Je ne reprendrai pas, ici, les analyses et conclusions fines et intelligentes de Marcotte sur chacune des œuvres, mais me contenterai des remarques plus générales sur le roman de la période et sur sa vision du roman au Québec et qui se trouvent dans l’«Introduction » et dans le dernier chapitre qui fait synthèse, intitulé « Le romancier comme cartographe ».
Introduction :
Passage de la poésie au roman comme forme littéraire dominante : « [À] partir de 1960, le roman, qui avait joué les seconds violons par rapport à la production poétique durant la décennie précédente, monterait en grade et peu à peu deviendrait dans notre littérature, comme dans les autres littératures d’Occident, le genre dominant. » (7)
Au sujet du « roman dont nous rêvons » (9) qui serait le grand roman réaliste, le grand roman historique, le grand roman de la totalité, notre ‘‘comédie humaine’’ à nous qui n’est toujours pas arrivée, « notre grand roman de la maturité [qui] tarde encore à venir » (10)…
Cependant, il se passe quelque chose d’autre sur la scène du roman des années 60-70 (je donne ces dates car ce sont celles des œuvres qu’étudient Marcotte, même s’il parle du « roman d’aujourd’hui ») : « Il s’est donc passé quelque chose, que nous n’avions pas prévu, et qu’aujourd’hui encore nous n’avons pas complètement assimilé. Le roman, au Québec, est plus abondant, plus riche, mieux écrit, plus habile dans ses jeux formels, qu’il ne l’a jamais été; d’autre part, il semble plus éloigné que jamais de la tâche que nous lui avions confiée, de rendre compte, sur le mode de la ‘‘comédie humaine’’, des articulations essentielles de notre histoire collective. » (10) Marcotte poursuit : « Après quelques hésitations, nous avions accepté de nous reconnaître dans le Trente Arpents de Ringuet, le Bonheur d’occasion de Gabrielle Roy, et même dans le Poussière sur la ville d’André Langevin; nous accordons difficilement le même crédit à des œuvres excessives, outrancières, comme L’Avalée des avalés ou Une Saison dans la vie d’Emmanuel. » (10)

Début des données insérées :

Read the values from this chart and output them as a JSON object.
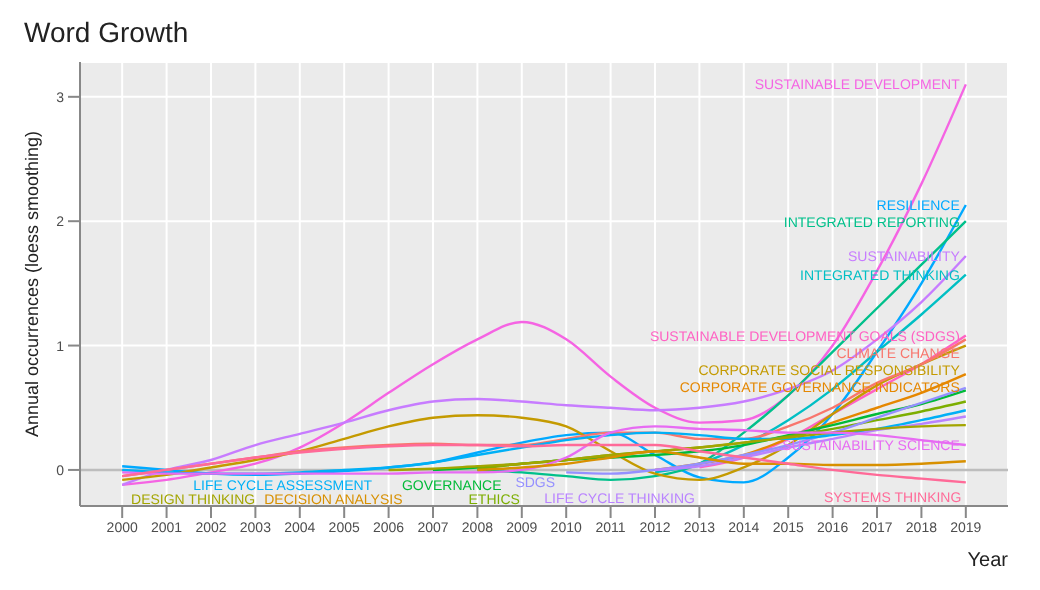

Après avoir comparé un extrait de Trente Arpents à un extrait d’Une saison, Marcotte suggère : « Or, quand nous rêvions d’une maturité romanesque, du ‘‘grand roman de la maturité’’, n’était-ce pas à la première de ces visions du monde que nous nous référions, à la forme classique, conquérante, du roman occidental? […] tout […] scénario […] exigeant une vision totale, solidement articulée, abondante en causes et en effets, de la société et de son évolution, découvrant les libertés personnelles aussi bien que les déterminismes sociaux, se conçoit mal hors de cette forme. On est amené à penser que si les romanciers, depuis 1960, l’ont presque tous abandonnée – ou ne l’ont pratiquée qu’avec des réserves et des déviations qui en minaient l’esprit – c’est qu’ils sont habités par une autre image de la société; ils nous parlent différemment, parce qu’ils nous parlent d’un autre monde. » (16)

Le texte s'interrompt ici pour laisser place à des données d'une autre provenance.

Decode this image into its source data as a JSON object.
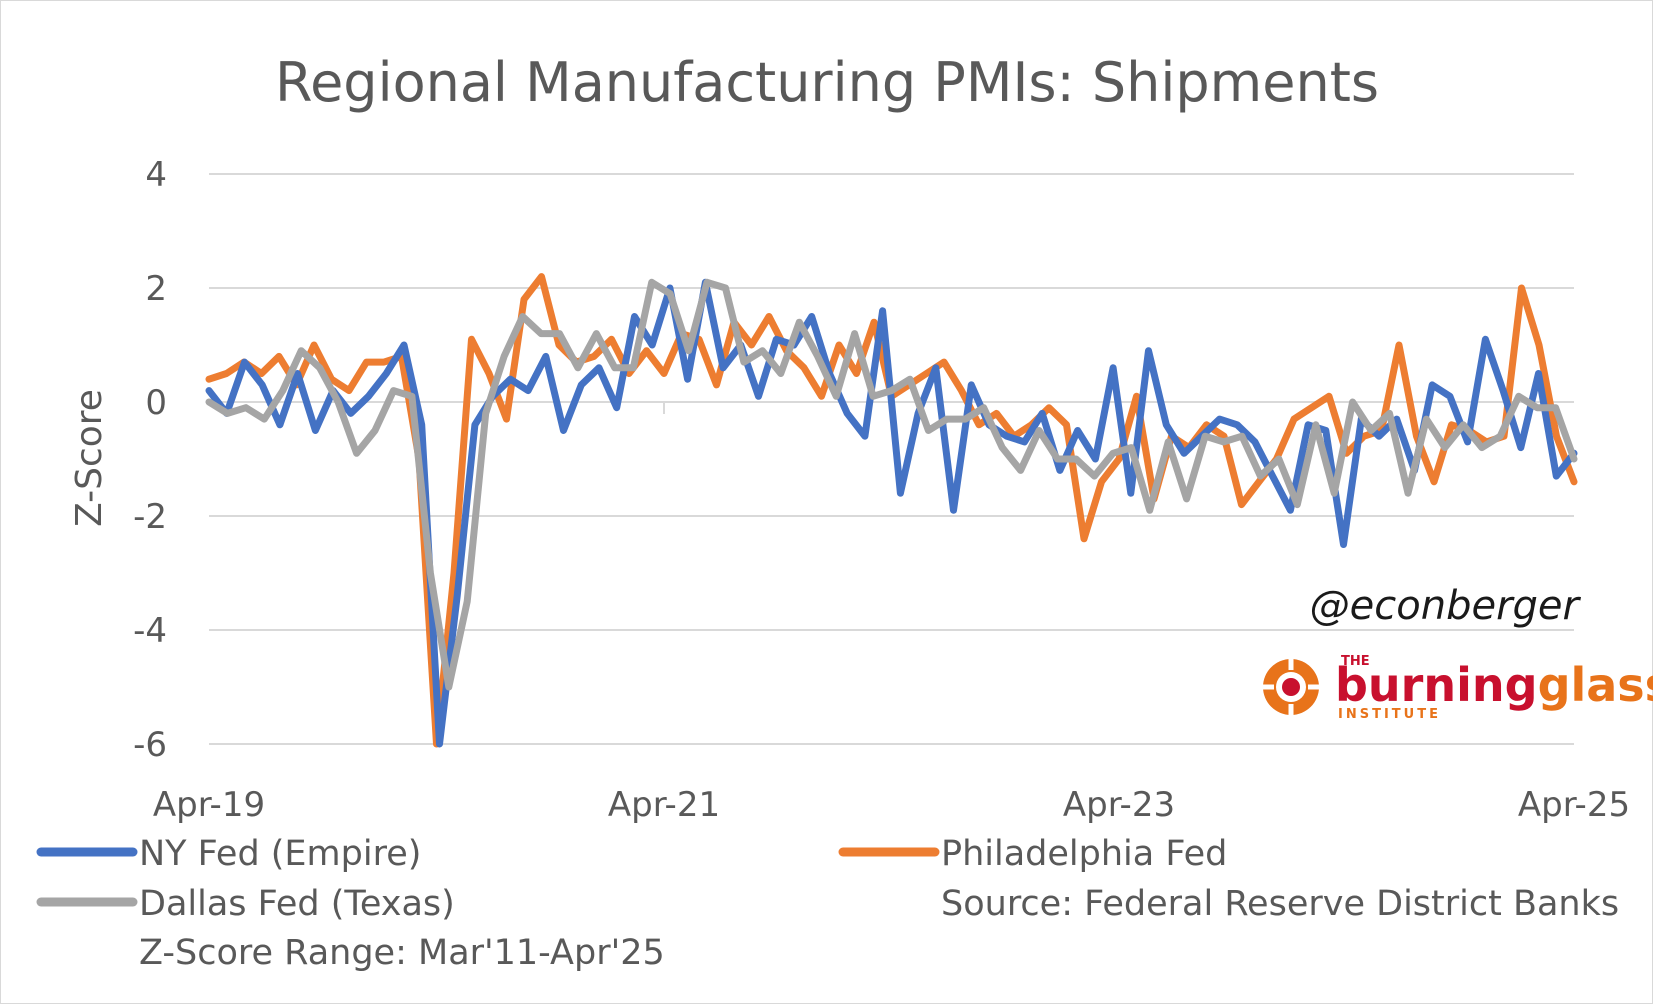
{
  "chart_data": {
    "type": "line",
    "title": "Regional Manufacturing PMIs: Shipments",
    "ylabel": "Z-Score",
    "ylim": [
      -6,
      4
    ],
    "yticks": [
      4,
      2,
      0,
      -2,
      -4,
      -6
    ],
    "xticks": [
      "Apr-19",
      "Apr-21",
      "Apr-23",
      "Apr-25"
    ],
    "x_start": "Apr-19",
    "x_end": "Apr-25",
    "grid": true,
    "legend_position": "bottom",
    "series": [
      {
        "name": "NY Fed (Empire)",
        "color": "#4472C4",
        "values": [
          0.2,
          -0.2,
          0.7,
          0.3,
          -0.4,
          0.5,
          -0.5,
          0.2,
          -0.2,
          0.1,
          0.5,
          1.0,
          -0.4,
          -6.0,
          -3.4,
          -0.4,
          0.1,
          0.4,
          0.2,
          0.8,
          -0.5,
          0.3,
          0.6,
          -0.1,
          1.5,
          1.0,
          2.0,
          0.4,
          2.1,
          0.6,
          1.0,
          0.1,
          1.1,
          1.0,
          1.5,
          0.5,
          -0.2,
          -0.6,
          1.6,
          -1.6,
          -0.2,
          0.6,
          -1.9,
          0.3,
          -0.4,
          -0.6,
          -0.7,
          -0.2,
          -1.2,
          -0.5,
          -1.0,
          0.6,
          -1.6,
          0.9,
          -0.4,
          -0.9,
          -0.6,
          -0.3,
          -0.4,
          -0.7,
          -1.3,
          -1.9,
          -0.4,
          -0.5,
          -2.5,
          -0.3,
          -0.6,
          -0.3,
          -1.2,
          0.3,
          0.1,
          -0.7,
          1.1,
          0.2,
          -0.8,
          0.5,
          -1.3,
          -0.9
        ]
      },
      {
        "name": "Philadelphia Fed",
        "color": "#ED7D31",
        "values": [
          0.4,
          0.5,
          0.7,
          0.5,
          0.8,
          0.3,
          1.0,
          0.4,
          0.2,
          0.7,
          0.7,
          0.8,
          -1.0,
          -6.0,
          -3.0,
          1.1,
          0.5,
          -0.3,
          1.8,
          2.2,
          1.0,
          0.7,
          0.8,
          1.1,
          0.5,
          0.9,
          0.5,
          1.2,
          1.1,
          0.3,
          1.4,
          1.0,
          1.5,
          0.9,
          0.6,
          0.1,
          1.0,
          0.5,
          1.4,
          0.1,
          0.3,
          0.5,
          0.7,
          0.2,
          -0.4,
          -0.2,
          -0.6,
          -0.4,
          -0.1,
          -0.4,
          -2.4,
          -1.4,
          -1.0,
          0.1,
          -1.7,
          -0.6,
          -0.8,
          -0.4,
          -0.6,
          -1.8,
          -1.4,
          -1.0,
          -0.3,
          -0.1,
          0.1,
          -0.9,
          -0.6,
          -0.5,
          1.0,
          -0.6,
          -1.4,
          -0.4,
          -0.5,
          -0.7,
          -0.6,
          2.0,
          1.0,
          -0.6,
          -1.4
        ]
      },
      {
        "name": "Dallas Fed (Texas)",
        "color": "#A5A5A5",
        "values": [
          0.0,
          -0.2,
          -0.1,
          -0.3,
          0.2,
          0.9,
          0.6,
          0.0,
          -0.9,
          -0.5,
          0.2,
          0.1,
          -3.0,
          -5.0,
          -3.5,
          -0.2,
          0.8,
          1.5,
          1.2,
          1.2,
          0.6,
          1.2,
          0.6,
          0.6,
          2.1,
          1.9,
          0.9,
          2.1,
          2.0,
          0.7,
          0.9,
          0.5,
          1.4,
          0.8,
          0.1,
          1.2,
          0.1,
          0.2,
          0.4,
          -0.5,
          -0.3,
          -0.3,
          -0.1,
          -0.8,
          -1.2,
          -0.5,
          -1.0,
          -1.0,
          -1.3,
          -0.9,
          -0.8,
          -1.9,
          -0.7,
          -1.7,
          -0.6,
          -0.7,
          -0.6,
          -1.3,
          -1.0,
          -1.8,
          -0.4,
          -1.6,
          0.0,
          -0.5,
          -0.2,
          -1.6,
          -0.3,
          -0.8,
          -0.4,
          -0.8,
          -0.6,
          0.1,
          -0.1,
          -0.1,
          -1.0
        ]
      }
    ]
  },
  "legend": {
    "items": [
      {
        "label": "NY Fed (Empire)",
        "color": "#4472C4"
      },
      {
        "label": "Philadelphia Fed",
        "color": "#ED7D31"
      },
      {
        "label": "Dallas Fed (Texas)",
        "color": "#A5A5A5"
      }
    ],
    "source": "Source: Federal Reserve District Banks",
    "range_note": "Z-Score Range: Mar'11-Apr'25"
  },
  "branding": {
    "handle": "@econberger",
    "logo_the": "THE",
    "logo_burning": "burning",
    "logo_glass": "glass",
    "logo_institute": "INSTITUTE",
    "burning_color": "#C8102E",
    "glass_color": "#E8731A"
  }
}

Définition du roman à l’imparfait : « – et dans plus d’un sens : au sens grammatical […]; plus généralement, le roman comme passé, forme majeure de l’écriture occidentale et de son institution littéraire, aujourd’hui menacée de l’intérieur mais toujours présente à la fois comme tentation et limite à franchir; et encore, le roman comme im-parfait, roman de l’-im-perfection, de l’inachèvement, de ce qui se donne, dans son [18 :] projet même, comme expérience de langage jamais terminée, interminable. » (1976 : 17-18)
Jules Leboeuf et l’impossible roman
Jules Leboeuf est le héros du premier roman de Gérard Bessette, La Bagarre, roman qui se voulait réaliste et dans lequel Leboeuf cherchait à peindre Montréal, à faire en quelque sorte le grand roman réaliste de Montréal, entreprise qui échouera et le fera renoncer à l’écriture. [en conclusion, Marcotte signale que seul Mordeicaï Richler a réussi, lui, le grand roman réaliste montréalais, mais que c’est normal puisqu’il appartient à une culture dotée d’une Histoire]. Ce chapitre sera donc aussi l’occasion d’une réflexion sur le roman réaliste, aussitôt entrée avec Bonheur d’occasion, Trente arpents, déjà sorti… : « C’était en 1945. Dix ans plus tard, nous en sommes sortis. Gabrielle Roy publie, en 1955, un livre de souvenirs attendris, chargés de poésie, Rue Deschambault. Les romanciers qui comptent, cette année-là et les suivantes, sont plus près de Mauriac, de Bernanos, de Camus, voire de Kafka, que de Balzac ou même de Jules Romains : Eugène Cloutier, André Langevin, Jean Simard, Robert Elie, Anne Hébert, Yves Thériault, Marie-Claire Blais. La fresque sociale ne les attire plus, mais plutôt les combats intérieurs, les crises spirituelles, la fable morale, le récit symbolique. Et les plus jeunes, parmi les écrivains, sont ailleurs : dans le poème, où ils travaillent fiévreusement à la libération de la parole. Ils rêvent de faire l’histoire, mais cette histoire sera un tourbillon plutôt qu’une progression; on le verra bien après 1960. » (1976 : 43)
Exemplarité de Bessette, un des seuls nouveau romancier qui s’essaie encore au réalisme : « L’œuvre de Bessette est exemplaire en ce que, possédé comme nul autre par l’ambition réaliste, il a dû la contredire pour entrer dans cette ‘‘nouvelle prose’’ qui est, au delà des formules personnelles de chacun, le lieu d’exercice du roman québécois actuel. Il ne va cependant pas jusqu’à la renier. » (1976 : 54)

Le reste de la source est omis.